To apply to become an artist operating under the ArtLifting umbrella, applicants must meet a set of criteria set out by the company. An individual must be over the age of 18, have legal permission to work within the United States, and, in addition, must meet at least one of the following requirements: be homeless or recovering from past homelessness, currently live with a diagnosed physical or mental illness, be a veteran of the United States Army with disability determination, or be a refugee or asylum seeker living in the United States.

Artists who meet above standards are then recommended to submit samples of finished work that is original, signed, and saleable, with the only restrictions being that they may not offer work that is offensive, copyrighted, or against company values – such as scenes depicting graphic violence, references to illegal drug use, or sexually explicit images.

The ArtLifting website is more than a marketplace. It is a community space, a platform on which artists and those who wish to purchase pieces for their homes or businesses can interact and recognize the person on the other end of what often risks being a faceless transaction.

And for artists such as Kitty Zen, a self-taught multimedia artist who has experienced PTSD, this makes a world of difference. “It is a very touching moment to actually meet the person who wants to have a piece of your artwork be a part of their home,” she says in her website bio. “It’s such a good feeling. Artists are always our own hardest critics. Being appreciated that way is truly uplifting.”
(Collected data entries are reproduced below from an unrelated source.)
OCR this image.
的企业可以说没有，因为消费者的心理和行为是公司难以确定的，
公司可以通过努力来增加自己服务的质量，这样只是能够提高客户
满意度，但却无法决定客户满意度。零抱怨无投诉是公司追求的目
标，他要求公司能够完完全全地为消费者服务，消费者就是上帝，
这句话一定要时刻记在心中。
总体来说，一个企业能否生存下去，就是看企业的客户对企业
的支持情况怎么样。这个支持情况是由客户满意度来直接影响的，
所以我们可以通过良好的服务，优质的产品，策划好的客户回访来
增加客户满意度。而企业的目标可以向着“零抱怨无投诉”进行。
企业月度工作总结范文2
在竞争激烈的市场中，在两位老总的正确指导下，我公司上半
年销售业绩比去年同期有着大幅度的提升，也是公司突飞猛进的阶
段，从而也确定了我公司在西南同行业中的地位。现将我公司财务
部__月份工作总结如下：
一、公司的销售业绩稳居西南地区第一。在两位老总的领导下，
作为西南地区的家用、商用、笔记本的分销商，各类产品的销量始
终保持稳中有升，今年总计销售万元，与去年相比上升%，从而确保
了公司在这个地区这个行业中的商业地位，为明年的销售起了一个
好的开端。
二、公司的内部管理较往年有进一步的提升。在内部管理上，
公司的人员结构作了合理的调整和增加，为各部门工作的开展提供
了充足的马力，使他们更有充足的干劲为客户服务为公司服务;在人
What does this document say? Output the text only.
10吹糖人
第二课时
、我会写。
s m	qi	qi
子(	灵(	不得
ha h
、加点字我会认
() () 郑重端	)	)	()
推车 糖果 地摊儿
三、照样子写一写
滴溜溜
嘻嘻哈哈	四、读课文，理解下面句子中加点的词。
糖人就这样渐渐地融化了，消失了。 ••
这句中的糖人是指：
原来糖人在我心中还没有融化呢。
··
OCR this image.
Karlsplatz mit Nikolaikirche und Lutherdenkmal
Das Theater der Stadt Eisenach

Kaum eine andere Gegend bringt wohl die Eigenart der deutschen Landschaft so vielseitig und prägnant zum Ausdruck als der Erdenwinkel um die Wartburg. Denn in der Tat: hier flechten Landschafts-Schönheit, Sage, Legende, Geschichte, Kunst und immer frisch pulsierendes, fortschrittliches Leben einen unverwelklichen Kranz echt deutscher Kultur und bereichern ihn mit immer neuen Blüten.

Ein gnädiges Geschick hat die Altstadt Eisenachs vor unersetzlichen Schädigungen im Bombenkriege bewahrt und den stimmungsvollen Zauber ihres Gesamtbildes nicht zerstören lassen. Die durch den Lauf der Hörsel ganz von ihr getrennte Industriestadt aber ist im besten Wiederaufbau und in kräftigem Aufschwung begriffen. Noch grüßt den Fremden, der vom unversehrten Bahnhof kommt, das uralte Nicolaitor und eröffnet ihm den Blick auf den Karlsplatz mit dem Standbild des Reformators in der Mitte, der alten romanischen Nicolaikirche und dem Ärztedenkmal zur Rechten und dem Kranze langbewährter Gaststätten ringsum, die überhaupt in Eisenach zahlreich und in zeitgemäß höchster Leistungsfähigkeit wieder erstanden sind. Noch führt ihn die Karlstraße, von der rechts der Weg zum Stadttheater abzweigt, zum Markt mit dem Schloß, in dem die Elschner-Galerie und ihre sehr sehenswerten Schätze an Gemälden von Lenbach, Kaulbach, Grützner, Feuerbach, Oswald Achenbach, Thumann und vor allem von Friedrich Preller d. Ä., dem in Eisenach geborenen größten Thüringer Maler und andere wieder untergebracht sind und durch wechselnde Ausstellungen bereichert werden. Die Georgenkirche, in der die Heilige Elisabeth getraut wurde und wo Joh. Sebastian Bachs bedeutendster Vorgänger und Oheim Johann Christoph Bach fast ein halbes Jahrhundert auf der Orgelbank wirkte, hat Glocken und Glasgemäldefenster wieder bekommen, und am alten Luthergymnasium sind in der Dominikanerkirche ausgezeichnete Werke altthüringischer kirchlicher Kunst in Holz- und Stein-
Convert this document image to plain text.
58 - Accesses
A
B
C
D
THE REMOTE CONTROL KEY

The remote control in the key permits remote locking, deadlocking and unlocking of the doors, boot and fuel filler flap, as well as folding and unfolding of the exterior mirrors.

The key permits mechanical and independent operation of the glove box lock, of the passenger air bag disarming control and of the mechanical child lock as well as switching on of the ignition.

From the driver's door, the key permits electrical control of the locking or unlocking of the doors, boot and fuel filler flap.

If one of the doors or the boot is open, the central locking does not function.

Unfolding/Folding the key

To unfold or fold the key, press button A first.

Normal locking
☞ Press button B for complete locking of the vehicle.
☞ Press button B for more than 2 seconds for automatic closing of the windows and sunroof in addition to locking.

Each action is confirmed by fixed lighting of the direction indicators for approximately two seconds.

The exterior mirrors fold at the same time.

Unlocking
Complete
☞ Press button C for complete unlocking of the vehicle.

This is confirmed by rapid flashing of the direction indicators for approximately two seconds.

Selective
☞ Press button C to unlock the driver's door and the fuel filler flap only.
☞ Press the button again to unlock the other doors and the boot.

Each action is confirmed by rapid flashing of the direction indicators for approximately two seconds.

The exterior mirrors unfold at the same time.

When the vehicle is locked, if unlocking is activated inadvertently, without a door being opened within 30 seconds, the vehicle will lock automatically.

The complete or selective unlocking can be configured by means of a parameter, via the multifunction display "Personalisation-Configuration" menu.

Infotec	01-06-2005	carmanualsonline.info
“I’ve seen a lot of other organizations that help people with handicaps of one form or another,” Kitty also said in a promotional interview. “But it’s always about the handicap and never about the talent.” ArtLifting – the title of which comes from the words “art” and “uplifting” – is, at its core, about recognizing the value of people as people, and with each passing day, it’s raising both artists and customers to a new level of appreciation for the great things that a little creative flair can achieve.